SAME AS IT EVER WAS?

But because no optional federal regulation will be attempted in this bill, insurers will fall for the most part under the same regulations and regulators in 2010 as they did in 2009 and 2008.

For the better part of this decade, life and reinsurance carriers and some property/casualty insurers have fought for the right to choose federal oversight as opposed to the current state-based regulatory system, in the form of the so-called Optional Federal Charter. OFC advocates maintain that national companies with 50 separate state regulators are at a disadvantage when it comes to competing on a global scale. They face the opposition of state regulatory and legislative officials who say that the current system better protects the interests of consumers.

OFC backers and their opponents on the Hill, however, are putting off their fight for another day.

"As for the insurance components in both the Senate and House bills, you are not a big enough part of the bill to get the attention you need, but you are not so insignificant that they will just cut you out," McKay said. "So you are somewhere in between."

THE FEDERAL INSURANCE OFFICE

As for the new FIO, concerns span the spectrum. Start with the AIA, whose president, Leigh Ann Pusey, said the new agency might not have sufficient clout to negotiate international agreements on prudential insurance matters. As a prime backer of the Optional Federal Charter along, with the American Council of Life Insurers, the AIA would like to see as powerful a presence as possible for the insurance industry in Washington, D.C.

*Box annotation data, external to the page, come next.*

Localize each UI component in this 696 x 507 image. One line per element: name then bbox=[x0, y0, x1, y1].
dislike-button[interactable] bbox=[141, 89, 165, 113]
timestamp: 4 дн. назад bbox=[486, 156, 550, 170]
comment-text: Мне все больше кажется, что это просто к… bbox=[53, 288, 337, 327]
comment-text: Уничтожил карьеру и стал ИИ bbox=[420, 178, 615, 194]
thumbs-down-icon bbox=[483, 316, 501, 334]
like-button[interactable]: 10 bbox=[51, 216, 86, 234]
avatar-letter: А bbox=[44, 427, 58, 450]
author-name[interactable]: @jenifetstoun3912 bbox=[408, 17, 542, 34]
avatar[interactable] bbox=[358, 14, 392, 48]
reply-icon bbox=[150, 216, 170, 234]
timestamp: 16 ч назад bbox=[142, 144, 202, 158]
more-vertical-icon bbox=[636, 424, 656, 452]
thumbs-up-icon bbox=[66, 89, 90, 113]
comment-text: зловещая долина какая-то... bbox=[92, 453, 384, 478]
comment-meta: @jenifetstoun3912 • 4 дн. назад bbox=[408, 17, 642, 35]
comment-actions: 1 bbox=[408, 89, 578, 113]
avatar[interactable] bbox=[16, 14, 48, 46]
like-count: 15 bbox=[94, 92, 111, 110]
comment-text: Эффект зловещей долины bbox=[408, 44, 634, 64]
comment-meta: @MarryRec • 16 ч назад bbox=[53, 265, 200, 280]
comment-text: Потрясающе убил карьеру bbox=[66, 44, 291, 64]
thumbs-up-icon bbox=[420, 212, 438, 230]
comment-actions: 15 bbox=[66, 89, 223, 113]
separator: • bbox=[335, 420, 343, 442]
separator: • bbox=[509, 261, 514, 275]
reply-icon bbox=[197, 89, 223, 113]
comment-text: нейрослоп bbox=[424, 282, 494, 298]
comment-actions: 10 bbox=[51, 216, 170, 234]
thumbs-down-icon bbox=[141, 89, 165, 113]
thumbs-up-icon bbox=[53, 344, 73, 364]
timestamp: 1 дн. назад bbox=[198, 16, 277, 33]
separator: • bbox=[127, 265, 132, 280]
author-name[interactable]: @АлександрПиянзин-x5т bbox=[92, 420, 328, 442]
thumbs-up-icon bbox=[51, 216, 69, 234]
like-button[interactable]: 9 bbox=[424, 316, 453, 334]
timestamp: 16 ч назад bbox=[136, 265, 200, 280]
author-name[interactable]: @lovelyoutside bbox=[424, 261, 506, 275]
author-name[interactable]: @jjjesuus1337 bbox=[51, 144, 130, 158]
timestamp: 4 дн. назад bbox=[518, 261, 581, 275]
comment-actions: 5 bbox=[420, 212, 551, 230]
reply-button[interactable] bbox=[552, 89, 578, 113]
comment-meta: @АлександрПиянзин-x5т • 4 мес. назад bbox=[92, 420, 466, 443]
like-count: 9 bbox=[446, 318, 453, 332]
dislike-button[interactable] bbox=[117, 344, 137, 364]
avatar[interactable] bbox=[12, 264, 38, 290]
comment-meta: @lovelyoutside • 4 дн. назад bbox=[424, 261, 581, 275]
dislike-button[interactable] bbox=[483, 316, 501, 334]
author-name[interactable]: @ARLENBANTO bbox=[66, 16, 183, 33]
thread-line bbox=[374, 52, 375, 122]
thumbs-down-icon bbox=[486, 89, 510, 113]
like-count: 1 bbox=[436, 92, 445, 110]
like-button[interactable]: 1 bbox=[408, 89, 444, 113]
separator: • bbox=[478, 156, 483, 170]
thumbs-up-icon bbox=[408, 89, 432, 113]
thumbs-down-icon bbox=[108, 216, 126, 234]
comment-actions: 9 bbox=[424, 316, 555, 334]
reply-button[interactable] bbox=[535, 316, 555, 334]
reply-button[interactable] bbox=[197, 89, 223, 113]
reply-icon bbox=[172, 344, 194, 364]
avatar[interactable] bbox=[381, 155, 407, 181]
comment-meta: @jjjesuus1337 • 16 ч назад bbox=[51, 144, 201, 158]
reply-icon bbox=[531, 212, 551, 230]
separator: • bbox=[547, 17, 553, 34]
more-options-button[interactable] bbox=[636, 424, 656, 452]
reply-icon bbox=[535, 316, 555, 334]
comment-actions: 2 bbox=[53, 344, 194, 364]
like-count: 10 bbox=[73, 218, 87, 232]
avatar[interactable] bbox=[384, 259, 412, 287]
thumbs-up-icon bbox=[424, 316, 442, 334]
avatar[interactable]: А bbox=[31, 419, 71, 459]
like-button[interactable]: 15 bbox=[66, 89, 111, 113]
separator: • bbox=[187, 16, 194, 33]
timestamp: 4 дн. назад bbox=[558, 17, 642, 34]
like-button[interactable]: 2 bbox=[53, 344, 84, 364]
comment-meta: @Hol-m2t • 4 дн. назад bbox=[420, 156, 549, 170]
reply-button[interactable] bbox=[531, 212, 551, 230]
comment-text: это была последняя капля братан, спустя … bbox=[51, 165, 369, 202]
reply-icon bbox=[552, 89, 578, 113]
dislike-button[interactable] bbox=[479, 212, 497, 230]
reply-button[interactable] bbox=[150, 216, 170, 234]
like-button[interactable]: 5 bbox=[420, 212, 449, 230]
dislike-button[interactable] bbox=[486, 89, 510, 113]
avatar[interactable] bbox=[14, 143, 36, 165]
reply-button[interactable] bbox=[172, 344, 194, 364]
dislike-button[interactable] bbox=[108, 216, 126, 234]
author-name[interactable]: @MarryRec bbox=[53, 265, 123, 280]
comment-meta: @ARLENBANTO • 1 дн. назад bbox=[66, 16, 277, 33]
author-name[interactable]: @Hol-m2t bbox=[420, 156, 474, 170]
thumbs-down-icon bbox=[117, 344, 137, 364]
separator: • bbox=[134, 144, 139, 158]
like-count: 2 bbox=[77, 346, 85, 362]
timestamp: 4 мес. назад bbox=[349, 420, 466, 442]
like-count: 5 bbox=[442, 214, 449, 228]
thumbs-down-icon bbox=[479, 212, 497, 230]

The spectrum concludes with out and out opponents of the FIO such as the National Conference of Insurance Legislators and the Professional Insurance Agents (PIA), which fear it will be just the first step toward overall federal regulation.

Leonard Brevik, executive vice president of the PIA, said creation of the new federal insurance office "is not something that should be cheered by independent insurance agents."

He warned that the proposal for the agency to conduct a study of federal regulation of insurance could in no way provide any objective answers.

The Independent Insurance Agents and Brokers of America, the so-called "Big I," on the other hand, expressed support for the new federal office.

Illinois Director of Insurance Michael McRaith expressed satisfaction with the structure of the new agency, noting that its potential pre-emption powers had been pared back considerably since its inception several months ago. But he voiced concern that the Senate version favors the more powerful office generally opposed by state regulators and the National Association of Insurance Commissioners.

On a side note, insurance lobbyists did succeed in deleting any of their products (such as mortgage, credit and bond insurance) from the realm of the proposed new Federal Consumer Protection Agency, which is aimed primarily at credit-card abuses.

HEALTHCARE

The primary property/casualty component in the healthcare reform bill now evolving on the Capitol Hill is the possibility of the removal of the antitrust exemption for health insurance as well as medical-malpractice insurers.

The move came seemingly in a fit of pique from Sen. Pat Leahy, D-Vt., who chairs the Judiciary Committee after the health insurers took a more vociferous stand than expected against the public option last fall. Leahy asserted removal would serve as a way of "ending this cozy arrangement to strengthen consumer choice through a competitive marketplace."

But the AIA's Pusey countered that it would "completely disrupt the industry's business environment and create substantial legal uncertainty and unnecessary litigation."

The antitrust exemption removal, though, was itself removed from the Senate version of the bill that passed on Dec. 24. It's to be determined what will appear in the final healthcare reform bill when House and Senate Democrats finish hammering out their differences in the coming weeks.

As for the OFC, the measure that was taken out of the current reform bill will gain a hearing this year, according to Rep. Frank. If nothing else, this will keep lobbyists on both sides of the long-simmering issue well employed in an otherwise challenging economy.